Cette interpellation fit sur André un effet singulier. Il venait d’être presque choqué de l’ignorance de Geneviève ; il se sentit tout à coup comme attendri. Jusque-là son amour avait été dans sa tête ; il lui sembla qu’il descendait dans son cœur. Il regarda Geneviève à la faible clarté du ciel étoilé : il distinguait à peine ses traits ; mais une blancheur incomparable faisait ressortir sa figure ovale sous ses cheveux noirs, et une sérénité angélique semblait résider sur ce visage délicat et pâle. André fut si ému qu’il resta quelques instants sans pouvoir répondre. Enfin il lui dit d’une voix altérée : — « Oui, je crois que notre monde n’est qu’un lieu de passage et d’épreuve, et qu’il y a parmi tous ceux que vous voyez au ciel quelque monde meilleur où les âmes qui s’entendent peuvent se réunir et s’appartenir mutuellement. »

Geneviève s’arrêta encore et le regarda à son tour comme elle avait regardé Justine. Tout ce qu’on lui disait lui semblait obscur ; elle en attendait l’explication.

« Croyez-vous donc, lui dit André, que tout s’achève ici-bas ?

— Oh ! non, dit-elle, je crois en Dieu et en une autre vie.

— Eh bien ! ne pensez-vous pas que le paradis puisse être dans quelqu’une de ces belles étoiles ?

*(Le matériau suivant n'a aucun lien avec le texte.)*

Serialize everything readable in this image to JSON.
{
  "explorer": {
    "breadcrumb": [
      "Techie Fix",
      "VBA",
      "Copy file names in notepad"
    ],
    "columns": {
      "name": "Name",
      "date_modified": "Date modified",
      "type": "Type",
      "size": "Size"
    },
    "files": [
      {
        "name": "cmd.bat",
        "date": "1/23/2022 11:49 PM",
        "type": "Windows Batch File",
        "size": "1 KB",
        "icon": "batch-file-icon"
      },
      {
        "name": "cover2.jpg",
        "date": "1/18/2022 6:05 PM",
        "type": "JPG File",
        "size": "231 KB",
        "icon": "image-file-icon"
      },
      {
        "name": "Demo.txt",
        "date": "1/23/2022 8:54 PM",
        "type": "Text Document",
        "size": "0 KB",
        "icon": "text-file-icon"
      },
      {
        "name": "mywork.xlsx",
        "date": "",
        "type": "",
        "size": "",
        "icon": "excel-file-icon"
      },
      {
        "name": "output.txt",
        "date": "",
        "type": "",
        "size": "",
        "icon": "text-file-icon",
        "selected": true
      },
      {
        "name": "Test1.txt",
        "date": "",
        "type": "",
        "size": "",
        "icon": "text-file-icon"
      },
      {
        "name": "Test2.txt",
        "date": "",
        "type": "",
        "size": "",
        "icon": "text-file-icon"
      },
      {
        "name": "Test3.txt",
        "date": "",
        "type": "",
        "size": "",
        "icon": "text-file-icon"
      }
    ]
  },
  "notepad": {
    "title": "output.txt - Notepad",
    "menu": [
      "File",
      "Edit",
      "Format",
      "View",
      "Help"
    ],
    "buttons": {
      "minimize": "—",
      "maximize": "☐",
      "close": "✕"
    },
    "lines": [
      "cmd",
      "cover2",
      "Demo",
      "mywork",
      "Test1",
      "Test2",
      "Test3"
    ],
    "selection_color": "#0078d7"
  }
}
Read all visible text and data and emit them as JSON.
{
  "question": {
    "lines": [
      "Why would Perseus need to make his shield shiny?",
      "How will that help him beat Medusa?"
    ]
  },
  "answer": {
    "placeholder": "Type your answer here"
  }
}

— Mais je n’en sais rien. Vous-même, qu’en savez-vous ?

— Oh ! rien. Je ne sais pas où Dieu a caché le bonheur qu’il fait espérer aux hommes. Croyez-vous, mesdemoiselles, qu’on puisse obtenir tout ce qu’on désire en cette vie ?

— Mais non ! dit Justine ; on peut désirer l’impossible. Le bonheur et la raison consistent à régler nos besoins et nos souhaits.

— Cela est très-bien dit, répondit André ; mais pensez-vous qu’il existe trois personnes au monde qui puissent atteindre à la sagesse ? Nous voici trois : répondez-vous de nous trois ?

— Oh ! c’est tout au plus si je réponds de moi-même, dit Justine en riant ; comment répondrais-je de vous ? Cependant je répondrais de Geneviève, je crois qu’elle sera toujours calme et heureuse.

— Et vous, mademoiselle, dit André, en répondez-vous ?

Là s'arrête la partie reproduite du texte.